Retrospective Improvement of Credibility
The criterion of alpha = .05 is an arbitrary criterion to make decisions about a hypothesis. It was used by authors to conclude that an effect is present and editors accepted articles on the basis of this evidence. However, readers can demand stronger evidence. A rational way to decide what alpha criterion to use is the false positive risk. A lower alpha, say alpha = .005, reduces the false positive risk, but also increases the percentage of false negatives (i.e.., there is an effect even if the p-value is above alpha).
Figure 4 shows the implications of using different significance criteria for the observed discovery rate (lower alpha implies fewer significant results).
Lowering alpha to .01 reduces the observed discovery rate by 20 to 30 percentage points. The effect is stronger during the dark period from 2005 to 2015 because more results during this period had p-values between .05 and .01. These results often do not replicate and are more likely to be the result of unscientific research practices.
Figure 5 shows the effects of alpha on the false positive risk. Lowering alpha to .01 reduces the false positive risk considerably, but it remains above 5% during the dark period from 2005 to 2015. These results suggest that readers could use alpha = .005 from 2005 to 2015 and alpha = .01 during other years to achieve a false positive risk below 5%.
The main limitation of these results is the use of automatically extracted test statistics. This approach cannot distinguish between theoretically important statistical results and other results that are often reported, but do not test focal hypotheses (e.g., testing statistical significance of a manipulation check, reporting a non-significant result for a factor in a complex statistical design that was not expected to produce a significant result).
For the journal Psychological Science, hand-coded data are available from coding by Motyl et al. (2017) and my own lab. The datasets were combined and analyzed with z-curve (Figure 4).
The ODR of 84% is higher than the ODR of 68% for automatic extraction. The EDR of 34% is identical to the estimate for automatic extraction. The ERR of 61% is 8 percentage points lower than the ERR for automatic extraction. Given the period effects on z-curve estimates, I also conducted a z-curve analysis for automatically extracted tests for the matching years (2003, 2004, 2010, 2016, 2020). The results were similar, ODR = 73%, EDR = 25%, and ERR = 64%. Thus, automatically extracted results produce similar results to results based on handcoded data. The main difference is that non-significant results are less likely to be focal tests.
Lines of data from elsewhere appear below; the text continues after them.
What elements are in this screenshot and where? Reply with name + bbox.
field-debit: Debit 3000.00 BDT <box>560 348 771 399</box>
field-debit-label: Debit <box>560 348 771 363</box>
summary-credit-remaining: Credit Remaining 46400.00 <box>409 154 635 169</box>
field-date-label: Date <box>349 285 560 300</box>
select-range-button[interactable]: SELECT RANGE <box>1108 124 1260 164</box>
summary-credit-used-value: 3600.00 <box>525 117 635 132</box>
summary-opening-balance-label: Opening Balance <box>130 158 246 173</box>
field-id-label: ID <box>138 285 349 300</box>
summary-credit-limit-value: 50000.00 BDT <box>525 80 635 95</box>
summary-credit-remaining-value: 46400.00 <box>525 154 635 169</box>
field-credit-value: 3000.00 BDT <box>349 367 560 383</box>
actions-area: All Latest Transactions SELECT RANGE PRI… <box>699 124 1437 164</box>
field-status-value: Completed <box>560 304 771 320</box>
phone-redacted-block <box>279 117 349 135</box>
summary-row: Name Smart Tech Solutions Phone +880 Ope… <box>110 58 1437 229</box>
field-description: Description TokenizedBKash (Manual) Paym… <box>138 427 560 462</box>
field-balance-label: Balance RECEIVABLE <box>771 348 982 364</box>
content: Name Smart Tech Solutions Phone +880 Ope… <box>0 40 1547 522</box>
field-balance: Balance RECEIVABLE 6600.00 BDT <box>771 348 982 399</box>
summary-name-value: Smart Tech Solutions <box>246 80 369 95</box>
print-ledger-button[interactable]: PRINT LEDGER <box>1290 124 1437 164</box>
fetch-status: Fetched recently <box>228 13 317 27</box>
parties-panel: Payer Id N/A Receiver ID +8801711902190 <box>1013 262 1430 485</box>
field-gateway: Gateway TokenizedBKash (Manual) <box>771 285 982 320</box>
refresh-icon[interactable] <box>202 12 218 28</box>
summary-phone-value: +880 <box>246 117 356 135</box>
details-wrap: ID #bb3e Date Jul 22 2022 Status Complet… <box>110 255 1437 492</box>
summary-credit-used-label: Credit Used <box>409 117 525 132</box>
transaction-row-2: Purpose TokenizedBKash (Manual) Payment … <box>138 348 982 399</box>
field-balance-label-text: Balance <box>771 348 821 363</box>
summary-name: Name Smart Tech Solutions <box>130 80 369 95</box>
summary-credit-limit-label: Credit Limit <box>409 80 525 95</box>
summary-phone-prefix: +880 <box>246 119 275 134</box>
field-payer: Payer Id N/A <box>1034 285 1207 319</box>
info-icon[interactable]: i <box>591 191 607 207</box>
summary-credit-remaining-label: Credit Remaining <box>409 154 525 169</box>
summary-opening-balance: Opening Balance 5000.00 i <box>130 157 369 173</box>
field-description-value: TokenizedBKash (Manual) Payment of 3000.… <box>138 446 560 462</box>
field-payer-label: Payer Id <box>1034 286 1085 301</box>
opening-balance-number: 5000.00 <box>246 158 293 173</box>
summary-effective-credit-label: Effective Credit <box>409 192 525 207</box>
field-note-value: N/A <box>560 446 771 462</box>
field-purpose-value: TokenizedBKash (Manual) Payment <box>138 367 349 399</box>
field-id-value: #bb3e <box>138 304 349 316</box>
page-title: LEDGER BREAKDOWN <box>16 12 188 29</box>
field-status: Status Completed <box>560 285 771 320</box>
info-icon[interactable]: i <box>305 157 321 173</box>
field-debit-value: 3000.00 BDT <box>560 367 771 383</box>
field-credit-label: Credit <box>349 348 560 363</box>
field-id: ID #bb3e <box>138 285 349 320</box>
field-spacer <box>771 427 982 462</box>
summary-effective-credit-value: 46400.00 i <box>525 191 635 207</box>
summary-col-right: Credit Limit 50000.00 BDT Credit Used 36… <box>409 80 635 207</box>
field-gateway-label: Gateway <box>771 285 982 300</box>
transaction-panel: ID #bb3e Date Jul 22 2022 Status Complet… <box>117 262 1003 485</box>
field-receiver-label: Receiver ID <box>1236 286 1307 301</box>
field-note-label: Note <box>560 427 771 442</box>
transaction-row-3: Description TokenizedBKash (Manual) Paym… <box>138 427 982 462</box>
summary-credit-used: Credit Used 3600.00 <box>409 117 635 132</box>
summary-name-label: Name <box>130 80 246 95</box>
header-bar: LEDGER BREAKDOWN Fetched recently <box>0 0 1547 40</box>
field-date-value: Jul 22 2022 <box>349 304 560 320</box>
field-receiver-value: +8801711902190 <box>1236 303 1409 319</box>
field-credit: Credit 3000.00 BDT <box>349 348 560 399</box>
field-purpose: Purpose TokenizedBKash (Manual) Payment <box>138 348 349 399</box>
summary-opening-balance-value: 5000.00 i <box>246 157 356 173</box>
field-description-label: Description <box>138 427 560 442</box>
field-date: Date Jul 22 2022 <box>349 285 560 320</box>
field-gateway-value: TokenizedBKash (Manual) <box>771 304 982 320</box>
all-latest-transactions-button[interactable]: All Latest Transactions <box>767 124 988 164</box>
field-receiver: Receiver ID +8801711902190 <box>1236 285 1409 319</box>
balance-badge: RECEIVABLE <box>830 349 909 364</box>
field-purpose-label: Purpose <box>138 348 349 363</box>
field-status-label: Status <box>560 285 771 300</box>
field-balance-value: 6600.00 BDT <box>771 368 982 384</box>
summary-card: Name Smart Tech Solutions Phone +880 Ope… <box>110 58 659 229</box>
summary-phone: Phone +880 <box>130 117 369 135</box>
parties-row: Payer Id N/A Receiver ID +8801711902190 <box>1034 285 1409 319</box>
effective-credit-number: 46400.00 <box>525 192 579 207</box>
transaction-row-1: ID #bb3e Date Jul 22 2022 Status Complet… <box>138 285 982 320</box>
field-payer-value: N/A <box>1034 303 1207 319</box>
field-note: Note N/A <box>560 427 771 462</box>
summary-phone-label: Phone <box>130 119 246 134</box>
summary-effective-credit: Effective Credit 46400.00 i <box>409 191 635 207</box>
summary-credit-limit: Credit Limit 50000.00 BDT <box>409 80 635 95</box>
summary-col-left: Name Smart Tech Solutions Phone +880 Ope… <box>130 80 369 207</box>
The replicability report for Psychological Science shows (a) clear evidence of selection bias, (b) unacceptably high false positive risks at the conventional criterion for statistical significance, and modest replicability. However, time trend analyses show that credibility of published results decreased in the beginning of this century, but improved since 2015. Further improvements are needed to eliminate selection bias and increase the expected discovery rate by increasing power (reducing sampling error). Reducing sampling error is also needed to produce strong evidence against theoretical predictions that are important for theory development. The present results can be used as benchmark for further improvements that can increase the credibility of results in psychological science (e.g., more Registered Reports that publish results independent of outcomes). The results can also help readers of psychological science to chose significance criteria that match their personal preferences for risk and their willingness to “err on the side of discovery” (Bem, 2004).